Atheists: Saved or Damned?

06/06/2013 05:49 pm ET | Updated Aug 06, 2013

On May 22 Pope Francis, during one of his informal homilies, spoke about how the redemption brought about by Christ applied to the whole human race and that he would not be surprised to find himself sharing heaven even with atheists, at least with atheists who seek to do good. However, the very next day, after the pope's words made news, Fr. Thomas Rosica, who is very much involved with the popular Catholic media in Canada, took it upon himself to correct what he thought was a mistaken impression given by the press regarding the pope's words, and instead, seems to have ended up giving the impression -- at least again as interpreted by the press -- that he was saying the pope was wrong and that atheists are destined for hell.

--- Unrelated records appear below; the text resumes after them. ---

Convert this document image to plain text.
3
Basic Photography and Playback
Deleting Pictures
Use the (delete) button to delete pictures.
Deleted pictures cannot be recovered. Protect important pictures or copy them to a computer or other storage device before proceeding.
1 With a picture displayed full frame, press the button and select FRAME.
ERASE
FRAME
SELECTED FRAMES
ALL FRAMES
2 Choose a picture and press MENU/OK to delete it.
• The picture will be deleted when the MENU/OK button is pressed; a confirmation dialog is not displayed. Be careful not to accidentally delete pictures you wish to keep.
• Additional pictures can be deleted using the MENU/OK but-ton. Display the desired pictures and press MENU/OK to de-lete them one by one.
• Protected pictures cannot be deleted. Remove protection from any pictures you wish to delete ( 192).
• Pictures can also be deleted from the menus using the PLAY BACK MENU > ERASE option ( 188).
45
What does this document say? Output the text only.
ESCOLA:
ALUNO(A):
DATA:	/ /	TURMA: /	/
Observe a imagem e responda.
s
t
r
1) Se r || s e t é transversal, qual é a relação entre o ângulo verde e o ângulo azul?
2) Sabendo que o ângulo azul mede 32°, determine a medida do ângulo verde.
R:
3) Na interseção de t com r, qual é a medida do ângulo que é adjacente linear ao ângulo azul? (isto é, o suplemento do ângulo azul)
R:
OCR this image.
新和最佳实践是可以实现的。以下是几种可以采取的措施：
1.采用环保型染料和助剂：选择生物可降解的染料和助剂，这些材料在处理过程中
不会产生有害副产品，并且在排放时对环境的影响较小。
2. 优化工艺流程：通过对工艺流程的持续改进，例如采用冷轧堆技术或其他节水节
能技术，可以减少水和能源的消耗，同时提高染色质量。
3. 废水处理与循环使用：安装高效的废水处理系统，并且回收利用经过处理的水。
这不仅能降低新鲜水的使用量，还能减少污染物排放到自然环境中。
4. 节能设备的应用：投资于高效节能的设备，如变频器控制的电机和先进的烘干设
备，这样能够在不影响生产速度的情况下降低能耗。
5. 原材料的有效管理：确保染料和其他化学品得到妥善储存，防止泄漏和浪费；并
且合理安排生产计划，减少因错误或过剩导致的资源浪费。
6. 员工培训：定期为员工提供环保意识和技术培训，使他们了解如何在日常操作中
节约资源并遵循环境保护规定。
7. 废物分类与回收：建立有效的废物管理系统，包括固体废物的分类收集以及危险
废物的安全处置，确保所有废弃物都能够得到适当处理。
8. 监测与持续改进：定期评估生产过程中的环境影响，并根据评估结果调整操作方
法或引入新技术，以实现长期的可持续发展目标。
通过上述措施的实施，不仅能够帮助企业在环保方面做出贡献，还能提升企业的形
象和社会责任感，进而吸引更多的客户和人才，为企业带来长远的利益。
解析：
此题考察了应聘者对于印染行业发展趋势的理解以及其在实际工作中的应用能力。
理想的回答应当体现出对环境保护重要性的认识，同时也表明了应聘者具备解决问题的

If nothing else, both reports indicate that theological statements or opinions are, more often than not, likely to be misinterpreted by the media. Although while at this point I too am relying on the press reports, still, in an effort to sort things out, I would like to add my own interpretation of what seems to have been both the pope's point of view as well as that of Fr. Rosica.

As I see it, the redemption, in the Catholic understanding of the term, refers to an objective fact -- at least according to the Christian belief system -- that the death of Jesus and his resurrection has made possible the salvation of all men and women. This applies not only those who happen to be Christian, but to all those of any or even of no religion, and not just those who have lived since the time of Christ, but even of those who lived during the previous eras of history. But salvation, or to put it in more popular terms, actually being "saved," is more in the subjective realm -- which is to say, it all depends on an individual person's response. So if a person knowingly or deliberately rejects God's offer of salvation, it is hard to see how they can be considered saved. Otherwise, God would have to override that person's free will. In other words, it remains up to each individual whether or not to respond to the offer of eternal life. Otherwise, nature simply takes it usual course.

However, this being said, I would like to point out that what the pope was saying was, or should have been, hardly regarded as something new. He was simply repeating in plainer language what the Second Vatican Council had to say nearly a half century ago in its Nov. 21, 1964 "Constitution on the Church," when it listed under those who could achieve salvation not only Jews and Muslims, or even those who "in shadows and images seek the unknown God" but even those who "strive by their deeds to do his [God's] will as it is known to them through the dictates of their conscience." And as if the latter phrase was not clear enough, the Council went on say, even more explicitly:

"Nor does divine providence deny the helps necessary for salvation to those who, without blame on their part, have not yet arrived at an explicit knowledge of God and with the help of his grace strive to live a good life" (Lumen Gentium, Section 16).

In other words, what the Catholic Church was saying, particularly in these last sentences, is that those who are unsure about the nature of God (agnostics) or even those who question the existence of such a Being (atheists), are nevertheless capable of being "saved" -- providing they seek what they see as being a higher good.

No doubt, these views seem like a radical reversal of what many Catholics thought they were being taught when reminded of the old saying, "Outside the Church there is no salvation." This was despite the careful explanations of what was called "Baptism of Desire" by the nuns who taught us our catechism many years before Vatican II and who pretty much anticipated what the Council was to say.

Nor does this more explicit teaching agree with what some more fundamentalist Christian groups teach. But I do think it is more in keeping with a church that calls itself "Catholic" (which, after all, means all-inclusive) and which worships God, whose name (at least in its Germanic or Anglo-Saxon form) is the personification of all that is good.